Une histoire de philosophie, dit Villepreux : "Le message était clair : les joueurs avaient toute liberté pour jouer tous les ballons. Il n'y avait aucune réserve sur les initiatives d'où qu'elles viennent. Nous considérions que les erreurs faisaient partie de la progression." Celle-ci fut en tout cas évidente : on parle là d'une des cinq plus grandes défaites du pays de Galles, de la plus grande victoire française de l'histoire du Tournoi laquelle figure toujours en 2017, dans le top 10 de l'Histoire des Bleus.
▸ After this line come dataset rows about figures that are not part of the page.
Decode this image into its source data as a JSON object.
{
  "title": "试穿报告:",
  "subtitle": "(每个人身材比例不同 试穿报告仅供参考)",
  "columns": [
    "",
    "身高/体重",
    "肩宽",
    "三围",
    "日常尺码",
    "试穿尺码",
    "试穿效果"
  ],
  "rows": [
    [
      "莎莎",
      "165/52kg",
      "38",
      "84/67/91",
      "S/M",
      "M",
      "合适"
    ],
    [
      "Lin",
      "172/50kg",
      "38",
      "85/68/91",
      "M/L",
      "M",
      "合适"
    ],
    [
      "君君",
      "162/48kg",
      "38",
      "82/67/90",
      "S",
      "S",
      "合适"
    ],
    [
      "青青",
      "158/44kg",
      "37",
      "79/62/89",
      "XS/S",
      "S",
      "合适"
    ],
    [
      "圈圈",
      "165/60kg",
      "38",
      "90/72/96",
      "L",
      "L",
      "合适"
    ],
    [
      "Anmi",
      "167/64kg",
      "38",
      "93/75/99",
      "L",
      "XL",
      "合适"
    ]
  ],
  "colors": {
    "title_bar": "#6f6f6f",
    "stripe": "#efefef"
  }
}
Loin de la France, un seul succès a été plus retentissant : le 2 juin 1987 à Auckland contre le Zimbabwe (70-12).

Marc Liévremont - Pays de Galles - France 1998

Marc Liévremont - Pays de Galles - France 1998AFP

Aucune victoire contre les Gallois depuis 2011

"On est toujours le Sud-Africain de quelqu'un", écrira l'Humanité. Pour Pierre Villepreux, être celui des Gallois voulait dire beaucoup. Je me souviens des affrontements avec le pays de Galles dans les années 1970, c'était fabuleux. Il s'agissait de sommets de créativité, de qualité de jeu. Mais nous ne gagnions pas trop… Une victoire, c'est toujours une revanche. J'étais heureux d'être félicité par Barry John, Gareth Edwards. Ça, je ne peux pas l'oublier.

C'était il y a 19 ans. Une éternité. 0-51 en 1998, 5 défaites de rang depuis 2011. "On a manqué des marches dans la montée vers le rugby d'aujourd'hui. Avec un rugby d'obligations, fait de nécessité pour les joueurs de réaliser telle ou telle chose, nous avons bloqué leurs facultés d'adaptation, leur créativité. Les Britanniques ont su prendre une bonne voie à travers les formes d'entraînement et en établissant l'objectif de jouer le meilleur rugby pour que les résultats suivent. De notre côté, nous nous sommes arrêtés sur l'analyse de la première touche, des plaquages effectués, des mètres parcourus par tel ou tel joueur. Ce n'est pas ça le rugby", regrette Villepreux. "Les Gallois ont su faire l'effort de se remettre en question pour retrouver leur force et leur puissance". Justement le chemin emprunté par Guy Novès et son staff. Une histoire de résilience, toujours.

Stéphane Glas - Pays de Galles - France 1998

Stéphane Glas - Pays de Galles - France 1998Icon Sport

  • Le XV de France le 4 avril 1998 : Jean-Luc Sadourny ; Philippe Bernat-Salles, Christophe Lamaison (Jean-Marc Aué, 78e), Stéphane Glas, Xavier Garbajosa ; (o) Thomas Castaignède (David Aucagne, 68e), (m) Philippe Carbonneau (Fabien Galthié, 68e) , Olivier Magne, Thomas Lièvremont (Philippe Benetton, 64e), Marc Lièvremont ; Fabien Pelous, Olivier Brouzet (Thierry Cleda, 78e) ; Franck Tournaire, Raphaël Ibañez (cap) (Marc Dal Maso, 78e), Christian Califano (Cédric Soulette, 68e).